There is a high risk of further resurgence in the first weeks and months of 2021

The WHO advice, published on Wednesday, warns that the transmission of the virus remains "widespread and intense" in Europe.

It states: "There is a high risk of further resurgence in the first weeks and months of 2021.

"And we will need to work together if we are to succeed in preventing it."

The health body also warned people to postpone festive and religious celebrations – or limit the number of people allowed to attend.

Anyone that does decide to come together at Christmas should do so outside where possible, regardless of location, it says.

They also advised those who are planning to travel to "avoid crowds" and follow the guidance from authorities.

It comes despite the WHO's Covid-19 Guidance Development Group (GDG) finding there was "limited evidence" masks stopped the disease from spreading, in a report published earlier this month.

Scientists in Denmark also found face masks offer "no protection" to people who wear them, but didn't rule out the possibility they protect others.

Meanwhile a new study has warned that wearing a used face mask could be worse than not wearing one at all.


Researchers, from the University of Massachusetts Lowell and California Baptist University, specifically looked at the three-layer surgical masks.

They found that when the masks are worn for the first time the can filter out nearly three-quarters of tiny particles that stay in the air and are most responsible for infection.

However, if that same mask is used more than once they only filter out one-quarter of the tiny droplets because the masks become deformed with each wear.


The Government had wanted a UK-wide approach to Christmas, but Wales will now legislate to restrict mixing to two households – and will go into a tougher lockdown on December 28.

All parts of the UK are issuing tougher guidance, with a joint statement by the governments of the UK, Scotland and Wales stating: "The safest approach may be not to form a Christmas bubble."

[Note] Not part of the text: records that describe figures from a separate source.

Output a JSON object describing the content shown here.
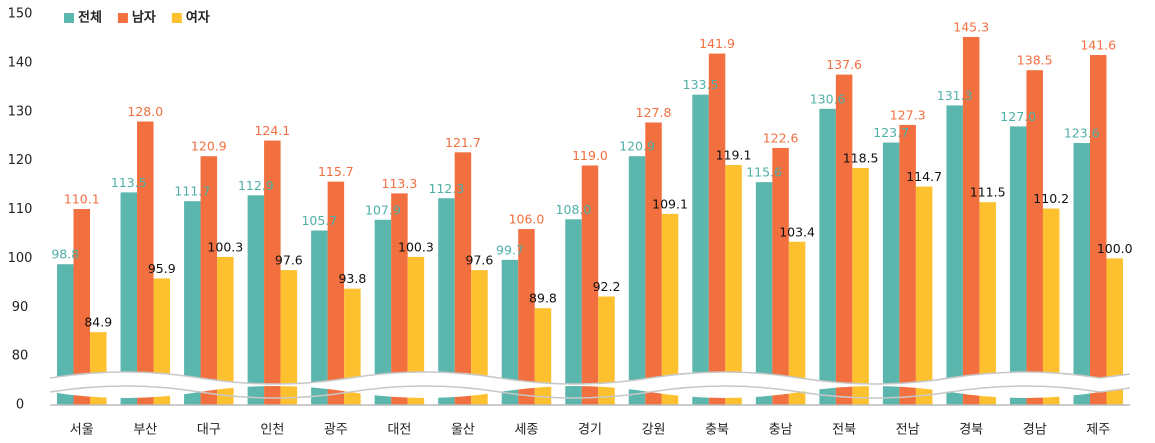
{
  "chart_data": {
    "type": "bar",
    "categories": [
      "서울",
      "부산",
      "대구",
      "인천",
      "광주",
      "대전",
      "울산",
      "세종",
      "경기",
      "강원",
      "충북",
      "충남",
      "전북",
      "전남",
      "경북",
      "경남",
      "제주"
    ],
    "series": [
      {
        "name": "전체",
        "color": "#5bb7ae",
        "label_color": "#4fb0a7",
        "values": [
          98.8,
          113.5,
          111.7,
          112.9,
          105.7,
          107.9,
          112.3,
          99.7,
          108.0,
          120.9,
          133.5,
          115.6,
          130.6,
          123.7,
          131.3,
          127.0,
          123.6
        ],
        "value_labels": [
          "98.8",
          "113.5",
          "111.7",
          "112.9",
          "105.7",
          "107.9",
          "112.3",
          "99.7",
          "108.0",
          "120.9",
          "133.5",
          "115.6",
          "130.6",
          "123.7",
          "131.3",
          "127.0",
          "123.6"
        ]
      },
      {
        "name": "남자",
        "color": "#f26f3f",
        "label_color": "#f26f3f",
        "values": [
          110.1,
          128.0,
          120.9,
          124.1,
          115.7,
          113.3,
          121.7,
          106.0,
          119.0,
          127.8,
          141.9,
          122.6,
          137.6,
          127.3,
          145.3,
          138.5,
          141.6
        ],
        "value_labels": [
          "110.1",
          "128.0",
          "120.9",
          "124.1",
          "115.7",
          "113.3",
          "121.7",
          "106.0",
          "119.0",
          "127.8",
          "141.9",
          "122.6",
          "137.6",
          "127.3",
          "145.3",
          "138.5",
          "141.6"
        ]
      },
      {
        "name": "여자",
        "color": "#fdc130",
        "label_color": "#111111",
        "values": [
          84.9,
          95.9,
          100.3,
          97.6,
          93.8,
          100.3,
          97.6,
          89.8,
          92.2,
          109.1,
          119.1,
          103.4,
          118.5,
          114.7,
          111.5,
          110.2,
          100.0
        ],
        "value_labels": [
          "84.9",
          "95.9",
          "100.3",
          "97.6",
          "93.8",
          "100.3",
          "97.6",
          "89.8",
          "92.2",
          "109.1",
          "119.1",
          "103.4",
          "118.5",
          "114.7",
          "111.5",
          "110.2",
          "100.0"
        ]
      }
    ],
    "ylim": [
      0,
      150
    ],
    "yticks": [
      0,
      80,
      90,
      100,
      110,
      120,
      130,
      140,
      150
    ],
    "y_break": [
      0,
      80
    ],
    "legend": "top-left",
    "grid": false
  }
}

At a Downing Street press conference the Prime Minister:

  • Stressed that the three households, five days provisions were "maximums, not a target to aim for"
  • Suggested that from Friday people mixing with others over Christmas should effectively isolate by reducing their contacts to the "lowest possible"
  • Said people should not travel from a high-prevalence to a low-prevalence area
  • Urged people to avoid staying away from home overnight where possible
  • Suggested people should avoid seeing elderly relatives until they have been vaccinated

He added: "Have yourselves a merry little Christmas – and I'm afraid this year I do mean little.

"But with the vaccine, and all the other measures that we are taking, we do know that things will be better in this country by Easter."

England's chief medical officer Professor Chris Whitty said modelling indicated the looser restrictions would lead to more deaths.

He added that his advice for the festive period was: "Keep it small, keep it short, keep it local and think of the most vulnerable people."

Scotland's First Minister Nicola Sturgeon said her "strong recommendation" was for people to stay within their own household and own home.

In Northern Ireland, First Minister Arlene Foster said the public must take "all and every precaution" at Christmas and proposals for further restrictions will be brought forward on Thursday.